Veröffentlicht am 14.05.2021 in Allgemein

In den letzten Tagen haben sich mehrere Bürgerinnen und Bürger an mich gewandt, die nach einer Coronaerkrankung genesen sind und einen Antikörpernachweis haben. Sie würden gerne auch von den Erleichterungen profitieren, die Geimpften oder Genesen mit einem positiven PCR-Testergebnis zu gestanden werden. Ich habe mich daher mit der nachfolgenden Anfrage an die Staatsregierung gewandt. Eine Antwort sollte in ca. 4 - 5 Wochen vorliegen.

Anfrage vom 14.05.2021

Einstufung Corona-Genesene ohne PCR-Test

Nach der aktuellen Regelung (14.05.) genießen Bürgerinnen und Bürger mit vollem Impfschutz oder einem entsprechenden Nachweis des Gesundheitsamtes, dass sie Corona-Genesene nach positiven PCR-Test sind, Erleichterungen bei verschiedenen Maßnahmen (Übernachtungen, Gaststätten, Einzelhandel), die zur Kontaktbeschränkung und -nachverfolgung für andere vorgeschrieben sind.

Da die Dunkelziffer der Coronaerkrankten hoch ist, nach dem Ergebnis der im Landkreis Tirschenreuth durchgeführten Studie gibt es eine Dunkelziffer von ca. 80% unerfasster Coronaerkrankungen, können die Personen aus dieser Gruppe der Corona-Genesenen die derzeit geltenden Bestimmungen für die Erleichterungen nicht erfüllen, da sie keinen Nachweis über einen PCR-Test mit positivem Ergebnis haben und somit auch nicht von den Gesundheitsämtern die entsprechende Bescheinigung für eine sechsmonatige Befreiung der einschränkenden Maßnahmen erhalten. Gleichzeitig liegt Teilen dieser Personengruppe ein Ergebnis über einen Antikörpertest vor, der entsprechende Coronaantikörper nachweist.

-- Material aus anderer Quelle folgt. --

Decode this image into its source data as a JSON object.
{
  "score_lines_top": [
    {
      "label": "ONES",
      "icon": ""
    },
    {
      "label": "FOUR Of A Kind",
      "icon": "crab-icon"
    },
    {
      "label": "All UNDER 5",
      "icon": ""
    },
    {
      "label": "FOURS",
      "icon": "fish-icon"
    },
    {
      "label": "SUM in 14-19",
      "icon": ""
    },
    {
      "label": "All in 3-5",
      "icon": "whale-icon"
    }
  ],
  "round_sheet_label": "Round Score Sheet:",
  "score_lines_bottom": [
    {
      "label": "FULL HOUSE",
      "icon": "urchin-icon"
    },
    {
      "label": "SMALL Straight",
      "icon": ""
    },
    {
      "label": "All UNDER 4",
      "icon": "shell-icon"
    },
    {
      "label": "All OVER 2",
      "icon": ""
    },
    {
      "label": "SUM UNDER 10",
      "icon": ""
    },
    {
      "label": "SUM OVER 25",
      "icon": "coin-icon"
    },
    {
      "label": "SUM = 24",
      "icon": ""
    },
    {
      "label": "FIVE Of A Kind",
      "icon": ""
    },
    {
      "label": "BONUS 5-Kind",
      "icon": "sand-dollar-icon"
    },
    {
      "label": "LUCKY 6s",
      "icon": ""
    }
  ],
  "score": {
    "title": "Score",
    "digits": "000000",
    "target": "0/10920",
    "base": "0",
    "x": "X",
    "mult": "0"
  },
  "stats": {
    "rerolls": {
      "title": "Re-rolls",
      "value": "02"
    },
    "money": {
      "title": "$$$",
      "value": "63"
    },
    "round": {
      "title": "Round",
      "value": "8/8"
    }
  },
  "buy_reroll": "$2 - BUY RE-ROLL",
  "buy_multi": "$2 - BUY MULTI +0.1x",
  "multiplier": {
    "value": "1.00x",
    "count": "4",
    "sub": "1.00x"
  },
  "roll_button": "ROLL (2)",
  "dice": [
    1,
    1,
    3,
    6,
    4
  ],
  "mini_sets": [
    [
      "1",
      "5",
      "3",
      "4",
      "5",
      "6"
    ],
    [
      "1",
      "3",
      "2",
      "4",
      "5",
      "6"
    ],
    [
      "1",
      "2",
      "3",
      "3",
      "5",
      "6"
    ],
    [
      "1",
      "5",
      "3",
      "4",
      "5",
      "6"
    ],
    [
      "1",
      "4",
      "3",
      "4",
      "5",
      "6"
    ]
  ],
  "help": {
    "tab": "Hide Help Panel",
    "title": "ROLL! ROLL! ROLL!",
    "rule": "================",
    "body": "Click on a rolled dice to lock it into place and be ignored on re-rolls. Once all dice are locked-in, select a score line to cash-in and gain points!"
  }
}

Ich frage die Staatsregierung:

1. Welche Lösungsmöglichkeiten sucht man für Personengruppen, die einen Antikörpernachweis haben, damit diese auch die entsprechenden Erleichterungen nutzen können?

2. Auf welcher Basis wurde der Zeitraum von sechs Monaten festgelegt, in dem Corona-Genesene mit vorherigem PCR-Test Erleichterungen bei den einschränkenden Maßnahmen in Anspruch nehmen können?

3. Welche Einschränkungen sind zu erwarten, falls Geimpfte zwar zwei Impfungen nachweisen können, diese aber mit unterschiedlichem Vakzin erfolgten?